Mortgage rates fell for the third straight week for the week of June 20, according to Freddie Mac, amid signs of falling inflation and expectations of a future Fed rate cut. A 30-year fixed rate mortgage was listed at 6.87 percent, while the 15-year fixed rate was 6.13 percent. “These lower mortgage rates coupled with the gradually improving building supply bodes well for the housing market,” according to Freddie Mac.
All three components of the Housing Market Index fell to below 50, indicating that more builders see conditions as poor than good. The index charting current sales conditions fell three points to 48, while the component tracking sales expectations in the next six months fell four points to 47. The gauge tracking traffic of prospective buyers fell two points to 28. Builder confidence in the single-family home market was 43 this month, down two points from May and its lowest reading in seven months.
“Persistently high mortgage rates are keeping many prospective buyers on the sidelines,” said NAHB Chair Carl Harris. “Home builders are also dealing with higher rates for construction and development loans, chronic labor shortages and a dearth of buildable lots.”
NAHB Chief Economist Robert Dietz noted shelter inflation, which increased this month at a 5.4 percent annual clip, is making it harder for the Federal Reserve to reduce inflation to its target 2 percent. “The best way to bring down shelter inflation and push the overall inflation rate down to the 2 percent range is to increase the nation’s housing supply,” Dietz noted. “A more favorable interest rate environment for construction and development loans would help to achieve this aim.”

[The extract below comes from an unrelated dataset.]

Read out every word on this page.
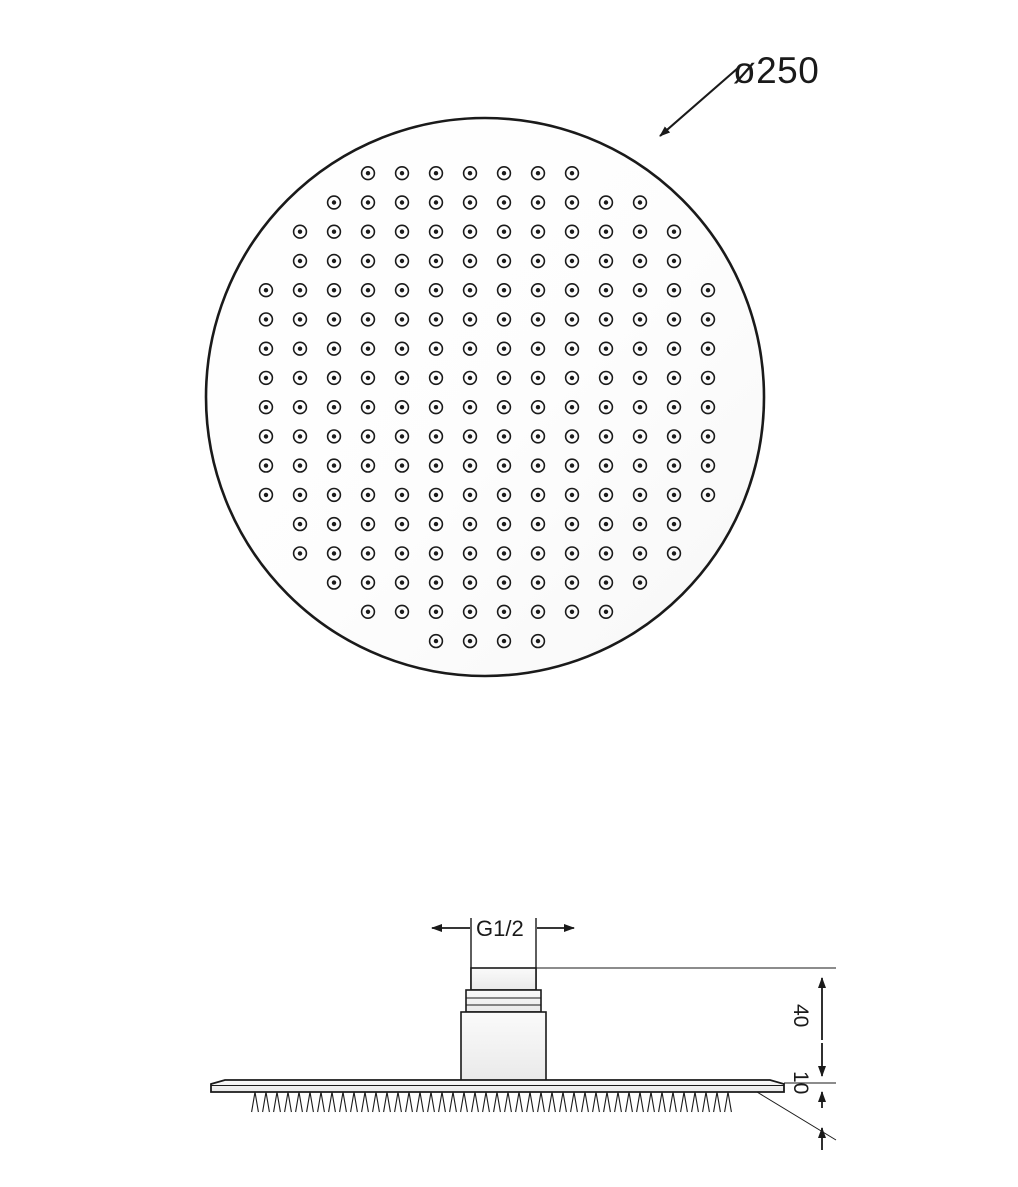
ø250
G1/2
40
10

According to the Census Bureau, there were 1.386 million private housing units authorized by building permits last month, down 3.8 percent from 1.440 million and 9.5 percent under the May 2023 rate of 1.532 million. There were 1.514 million privately-owned housing completions last month, down 8.4 percent from 1.652 million in May.
Other report findings included:
- There were 1.027 million single-family housing completions, down 8.5 percent below 1.122 million in April.
- There were 949,000 single-family authorizations in May, according to the Census Bureau, 3 percent under the 977,000 authorized in April.
- There were 1.277 million privately-owned housing starts last month, 5.5 percent under 1.352 million in April and 19.3 percent below 1.583 million in May 2023.